Kandrawan is a village in Unchahar block of Raebareli district, Uttar Pradesh, India. It is located on the road from Salon to Khaga, near the banks of the Ganges. Nearby there is a ferry crossing the Ganges over to Naubasta in Fatehpur district. As of 2011, Kandrawan has a population of 10,283 people, in 1,901 households. It is 3 km from Unchahar.

This village is known as birthplace of freedom fighter Dal Bahadur Singh. He was a close associate of Indira Gandhi, Feroze Gandhi and Jawahar Lal Nehru. He was a Member of the Legislative Assembly. This village also has a temple which known as Chahil Baba. It is believed that it was built in the 10th century. Other than it there is other temples which name is Shiv Mandir and Khanauveer Baba.

History
At the turn of the 20th century, Kandrawan was described as a large but otherwise unimportant village in the pargana of Salon. It was divided into 5 mahals, of which 3 were held by Kanhpurias and 2 were held by Bais. As of 1901, its population was 3,581 people, a majority of whom were Ahirs.
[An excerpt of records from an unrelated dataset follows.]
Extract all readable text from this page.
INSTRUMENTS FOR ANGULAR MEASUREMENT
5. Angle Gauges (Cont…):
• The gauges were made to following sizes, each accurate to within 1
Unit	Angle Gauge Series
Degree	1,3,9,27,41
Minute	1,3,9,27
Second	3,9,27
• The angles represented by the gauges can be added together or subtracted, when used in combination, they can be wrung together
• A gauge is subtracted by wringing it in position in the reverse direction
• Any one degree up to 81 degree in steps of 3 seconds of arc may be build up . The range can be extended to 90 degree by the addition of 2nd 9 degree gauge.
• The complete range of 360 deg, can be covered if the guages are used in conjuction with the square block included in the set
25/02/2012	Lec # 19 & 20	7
The 1961 census recorded Kandrawan as comprising 39 hamlets, with a total population of 4,068 people (2,077 male and 1,991 female), in 892 households and 875 physical houses. The area of the village was given as 3,227 acres and it had a post office at that point.

The 1981 census recorded Kandrawan as having a population of 5,318 people, in 1,306 households, and having an area of 1,305.92 hectares. The main staple foods were listed as wheat and barley.